Love also asked the curators about the resignation of former UM system president Tim Wolfe.
“Did you urge Tim Wolfe to resign from office because the football players threatened to deprive this university of $1 miilion?” Love said. “Or did you do it because it was the right thing to do?”
Shelbey Parnell, an original member of Concerned Student 1950, also spoke to the panel. She said Wolfe’s removal or resignation met one demand, but the group still had others.
“Though Tim Wolfe has resigned, our second demand has still not been completely met,” Parnell said. “There is still a current demand for shared governance in terms of selecting those who rule our campus and our system.”
Issues of lack of diversity were frequently brought up. Another major issue brought to the Board of Curators’ attention was the lack of funding for MU campus libraries, following the failure of a proposed increase in library fees last week. Tyler Adelstein, speaking on behalf of the University of Missouri Library Ambassadors, said the university’s funding shouldn’t be an extra burden on students.
“I don’t think that the fee failed because they didn’t want to see the libraries better,” Adelstein said. “The fee failed because they thought that library is such an essential part of the university that it should come from the general revenue of the university.”
Adelstein also said compared to other Association of American universities, MU libraries are understaffed by about 100 people, have a collections budget of only $8 million compared to the average of $14 million, and are often overcrowded.

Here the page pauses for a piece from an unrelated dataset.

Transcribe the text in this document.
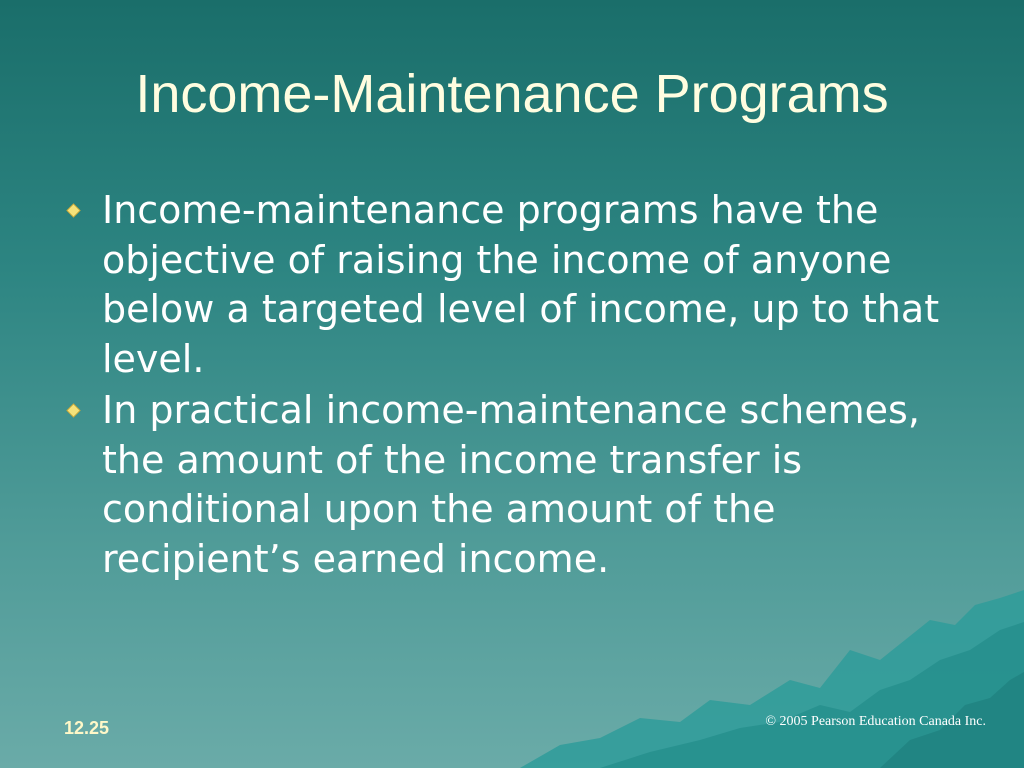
Income-Maintenance Programs
Income-maintenance programs have the objective of raising the income of anyone below a targeted level of income, up to that level.
In practical income-maintenance schemes, the amount of the income transfer is conditional upon the amount of the recipient’s earned income.
12.25	© 2005 Pearson Education Canada Inc.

Adelstein pointed out the last time significant money was given to the libraries was in 1988, when an extension was built for Ellis Library. He said the library was built for 20,000 students but the university has now grown to 35,000.
The members speaking on behalf of the Forum on Graduate Rights said the short notice of the meeting and the reduction of time allotted to speak was representative of the system’s views of graduate students as a whole.
Kristofferson Culmer, a member of the forum, said the curator’s decisions fell in line with the less than 12-hour notice that was given about their health insurance being cut. He also pointed to their stipend as an example of the lack of appreciation for graduate students.
Following the listening session, Cupps said they would review their notes before holding a press conference addressing the students’ concerns.